2021 film by Srinivas Naidu Nadikatla

Sashi is a 2021 Indian Telugu-language romantic drama film written and directed by Srinivas Naidu Nadikatla and jointly produced by R. P. Varma, Chavali Ramanjaneyulu and Chintalapudi Srinivasa Rao under the banner of Sri Hanuman Movie Makers. The film features Aadi Saikumar, Rashi Singh and Surbhi in the lead roles. The film was released on 19 March 2021.

== Plot ==

A singer in a local band has issues with anger management and alcohol. A tragedy that occurred in his past tips him over the edge. He then starts stalking a girl whose mental health was impacted due to a similar tragedy that occurred in her life.

==Music==
The music of the film is composed by Arun Chiluveru.

Track listing
| No. | Title | Lyrics | Singer(s) | Length |
|---|---|---|---|---|
| 1. | "Okey Oka Lokam Nuvve" | Chandra Bose | Sid Sriram | 3:29 |
| 2. | "Dheemthana Dheemthana" | Bhaskarabhatla | Haricharan | 4:29 |
| 3. | "Vidhine Vidiche" | Vengi | M. M. Keeravani | 2:05 |
| 4. | "Yevarikogani" | Ananta Sriram | Naresh Iyer, Nayana Iyer | 2:34 |
| 5. | "Prema Idhi Prema" | Kalyan Chakravarty | Ishaq Vali, Bolt | 4:02 |
| 6. | "Rane Radhe" | Vengi | Chowraasta Band, Aditi Bhavaraju | 4:25 |
| Total length: |  |  |  | 21:09 |

== Reception ==
Ram Venkat Srikar of Cinema Express rated the film 2/5 and termed it an "emotionally hollow drama." Srikar added that, "It is earnest story with a lot of heart buried somewhere under the cliches. Sashi aspires to endow us with an emotional viewing experience but settles for monotony and leaves us indifferent.
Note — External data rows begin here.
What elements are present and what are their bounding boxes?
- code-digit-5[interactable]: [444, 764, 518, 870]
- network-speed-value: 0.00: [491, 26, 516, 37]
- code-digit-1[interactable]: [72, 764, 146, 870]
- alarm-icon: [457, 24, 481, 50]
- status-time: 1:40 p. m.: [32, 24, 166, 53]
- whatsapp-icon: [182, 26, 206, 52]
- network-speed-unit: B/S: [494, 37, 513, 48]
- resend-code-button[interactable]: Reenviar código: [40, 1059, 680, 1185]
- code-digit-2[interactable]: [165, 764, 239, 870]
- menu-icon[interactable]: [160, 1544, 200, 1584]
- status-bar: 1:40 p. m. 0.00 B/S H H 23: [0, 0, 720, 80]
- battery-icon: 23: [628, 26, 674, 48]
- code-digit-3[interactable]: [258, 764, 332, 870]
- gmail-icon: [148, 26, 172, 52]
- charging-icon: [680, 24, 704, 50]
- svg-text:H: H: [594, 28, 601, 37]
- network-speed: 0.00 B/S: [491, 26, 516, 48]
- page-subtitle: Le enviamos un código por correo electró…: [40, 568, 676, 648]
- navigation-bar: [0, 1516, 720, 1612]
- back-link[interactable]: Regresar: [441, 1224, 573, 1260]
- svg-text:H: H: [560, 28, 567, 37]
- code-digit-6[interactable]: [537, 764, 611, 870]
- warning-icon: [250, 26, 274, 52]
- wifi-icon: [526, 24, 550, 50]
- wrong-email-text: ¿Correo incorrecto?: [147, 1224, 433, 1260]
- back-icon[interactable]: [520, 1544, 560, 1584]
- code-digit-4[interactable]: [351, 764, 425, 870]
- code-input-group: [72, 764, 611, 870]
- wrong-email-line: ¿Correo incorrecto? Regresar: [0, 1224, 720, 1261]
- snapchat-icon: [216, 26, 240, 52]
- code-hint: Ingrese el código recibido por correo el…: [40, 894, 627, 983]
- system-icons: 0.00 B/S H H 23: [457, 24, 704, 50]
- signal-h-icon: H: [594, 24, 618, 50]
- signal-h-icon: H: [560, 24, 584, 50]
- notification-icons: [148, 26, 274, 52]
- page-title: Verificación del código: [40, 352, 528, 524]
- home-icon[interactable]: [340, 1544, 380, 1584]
The Times of India critic Thadhagath Pathi also rated the film 2 stars of five, stating that it was dull love story which lacked in originality. A reviewer from Eenadu opined that the film had a routine story and screenplay but appreciated the performances of Aadi and Surbhi.

== Home media ==
This movie premiering on Amazon Prime Video. The satellite rights on Star Maa.